Own properties, but cannot get building loan

A family member owns 4 properties outright in a prominent community that is rising in price. She rents out 3 of the 4, and she cannot get a loan due to her accountant does not show gains due to the expenses that the properties incur.
Is there any way to get a loan with an 8 credit score if you are in the rental business?

Does she have other income that shows her ability to repay this loan? There are always hard money lenders (I.e. predatory) who will take on loans like this if the collateral is attractive.

Doesn’t sound right. What kind of loan is she wanting? Banks usually look at assets vs liabilities. Does she have big liabilities on something else?

she wants to build a big pole barn on her property. She does not have much savings as her rentals take most of her profits.

Still doesn’t make sense, if she owns the 4 properties outright, where are the big expenses coming from?

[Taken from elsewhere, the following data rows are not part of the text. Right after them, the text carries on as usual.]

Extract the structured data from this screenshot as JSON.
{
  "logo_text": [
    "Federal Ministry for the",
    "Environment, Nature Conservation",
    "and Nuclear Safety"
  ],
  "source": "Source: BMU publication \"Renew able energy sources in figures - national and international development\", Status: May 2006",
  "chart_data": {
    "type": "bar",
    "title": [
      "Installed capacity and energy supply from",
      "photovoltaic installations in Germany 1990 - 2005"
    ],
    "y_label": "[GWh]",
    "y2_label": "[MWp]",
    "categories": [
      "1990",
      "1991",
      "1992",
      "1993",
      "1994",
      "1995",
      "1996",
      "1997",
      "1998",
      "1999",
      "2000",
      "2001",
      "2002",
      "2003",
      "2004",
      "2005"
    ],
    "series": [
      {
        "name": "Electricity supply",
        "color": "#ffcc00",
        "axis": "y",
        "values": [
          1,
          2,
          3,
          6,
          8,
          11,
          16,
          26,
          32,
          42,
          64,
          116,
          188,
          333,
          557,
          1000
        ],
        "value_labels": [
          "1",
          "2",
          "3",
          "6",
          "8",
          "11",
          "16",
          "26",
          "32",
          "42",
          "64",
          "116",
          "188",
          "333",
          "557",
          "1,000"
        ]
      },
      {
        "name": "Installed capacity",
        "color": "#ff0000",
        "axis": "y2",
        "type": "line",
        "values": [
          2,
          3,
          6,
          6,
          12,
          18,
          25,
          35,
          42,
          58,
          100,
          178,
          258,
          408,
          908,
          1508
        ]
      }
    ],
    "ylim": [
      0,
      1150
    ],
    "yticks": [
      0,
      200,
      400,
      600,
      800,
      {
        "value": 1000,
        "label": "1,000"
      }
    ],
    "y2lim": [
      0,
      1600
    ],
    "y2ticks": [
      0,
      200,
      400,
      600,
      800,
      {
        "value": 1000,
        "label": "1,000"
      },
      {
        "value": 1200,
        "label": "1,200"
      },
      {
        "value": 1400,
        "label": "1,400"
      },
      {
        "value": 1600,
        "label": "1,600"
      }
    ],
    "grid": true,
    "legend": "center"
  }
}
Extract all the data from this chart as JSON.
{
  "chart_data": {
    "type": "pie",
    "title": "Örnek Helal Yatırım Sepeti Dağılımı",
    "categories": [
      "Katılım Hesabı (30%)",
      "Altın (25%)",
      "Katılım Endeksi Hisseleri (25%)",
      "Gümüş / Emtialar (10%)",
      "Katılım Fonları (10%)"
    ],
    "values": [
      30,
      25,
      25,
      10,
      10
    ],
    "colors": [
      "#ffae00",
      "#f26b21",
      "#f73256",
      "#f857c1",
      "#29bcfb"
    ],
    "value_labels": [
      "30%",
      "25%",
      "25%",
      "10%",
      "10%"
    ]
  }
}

What kind of loan is she trying to get?

What kind of equity does she have in the rentals?
Sounds like not much.

Just because a property is “owned outright” does not mean that it is not encumbered. ALL real property comes with restrictive conditions. Some properties come with liabilities and various exposures lending institutions wouldn’t touch with a 10-ft pole. Things like easements, zoning allowed uses, taxes and legal entanglements just to mention a few.

If the owner is creditworthy and can prove they hold marketable title and ability to repay the obligation, they should qualify for a loan. It could be that the subject owner wants to be shielded from personal responsibility for repayment of the loan. You can’t have your cake and eat it too, if the zero cash flow from the rentals is legitimate, then you can’t use the write-off part as income, even if you are really pocketing it.

her rental houses are paid off for years. About a million bucks worth, as her town is a tourist town.